Despite not adding anything to these pages for quite some time, I have as always been doing my best to keep up with what’s been occurring, and what’s planned, in York. There’s rather a lot to think about. My apologies for the tailing off again in February. After the gasworks wander I had intended to continue on to the Layerthorpe area, and new developments there, one of which is pictured above.
Despite the strange times we’ve been experiencing, construction work has continued on numerous sites large and small, and the planning committees have met to discuss and decide on applications for more developments in the future. We may have been going through difficult times, but there’s clearly no slowing down here in York. It feels like the pace of change is speeding up.
Things are opening up, but closures have been in the news too. Just as significant, in terms of what they indicate about ‘cultural shifts’, wider changes in society.
It’s hard to know where to start, but as I have to start somewhere I thought I’d assemble a list of a few things I thought were most significant.
– Bootham Park hospital has been sold, to a private developer. ‘Enterprise Retirement Living (ERL) proposes to bring the Bootham Park Hospital site back into a sustainable use as a high-quality Retirement Community.’ You can look at the plans and give your views at boothampark.co.uk. The ‘vision’ looks all very idyllic …
– Work has begun on the demolition of some of the buildings on the York Central site (previously known as ‘the teardrop’) behind the railway station. I had a walk down there recently, along part of Cinder Lane and Leeman Road. This is a major development site but personally I feel quite disconnected from it, in terms of the visions for its future.
(Shortly after adding this page, I added a couple of pages about my recent visit to check on the York Central demolitions – see Cinder Lane, the Fire House, and York Central and Leeman Road and York Central. Also see all pages tagged ‘YorkCentral’.)
– On Piccadilly, more of the low 20th century buildings have been cleared to make way for larger 21st century buildings. A new hotel block has been built next to Ryedale House.

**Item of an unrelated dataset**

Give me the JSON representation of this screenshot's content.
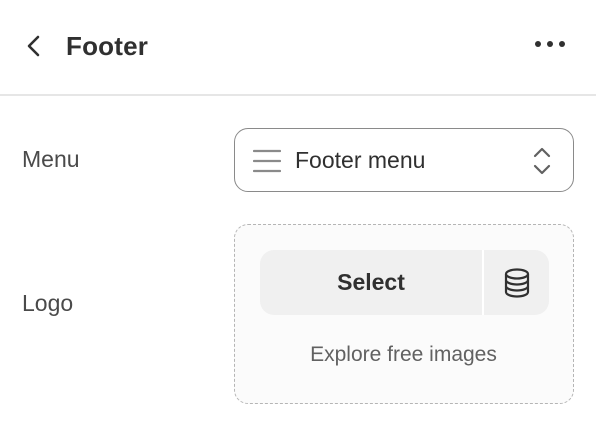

– On the corner of Rougier Street, the former Aviva office building has been converted to a hotel. It has had an extra bit added to its already lofty height, as I noticed during the recent walk along Leeman Road, coming back towards town. The new bit is the grey bit set back a bit on the building in the middle.
– The Layerthorpe area has new large blocks of residential and student accommodation. Like in Piccadilly, relatively low 20th century buildings are being replaced by much taller structures.
– The Civil Service Club site on Boroughbridge Road (A59) has been a ‘brownfield’ site for many years. As I noticed when I passed it a week ago, clearance work has been taking place there, ready for housing development.
– Though many planning applications have been approved, the controversial plans for the ‘Roman Quarter’ development on Rougier Street weren’t approved. This was, according to the author Terry Deary, ‘The most shameful and absurd decision any committee has ever made‘. Quite a claim. I really did want to write about this, but didn’t know where to start.
– Among quite a few closures of well-known retail outlets, perhaps the most striking was the closure of the John Lewis store, at the relatively recently constructed out-of-town Vangarde development.
– The Mecca Bingo building on Fishergate has closed. Developers North Star and Grantside see it as ‘a key site for York and a gateway into the city centre’, according to a report in the York Press.
– But the most significant closure of all …
… the last game has been played at the Bootham Crescent football ground. Signs and seats have been removed, and the floodlights switched off for the last time, before demolition begins.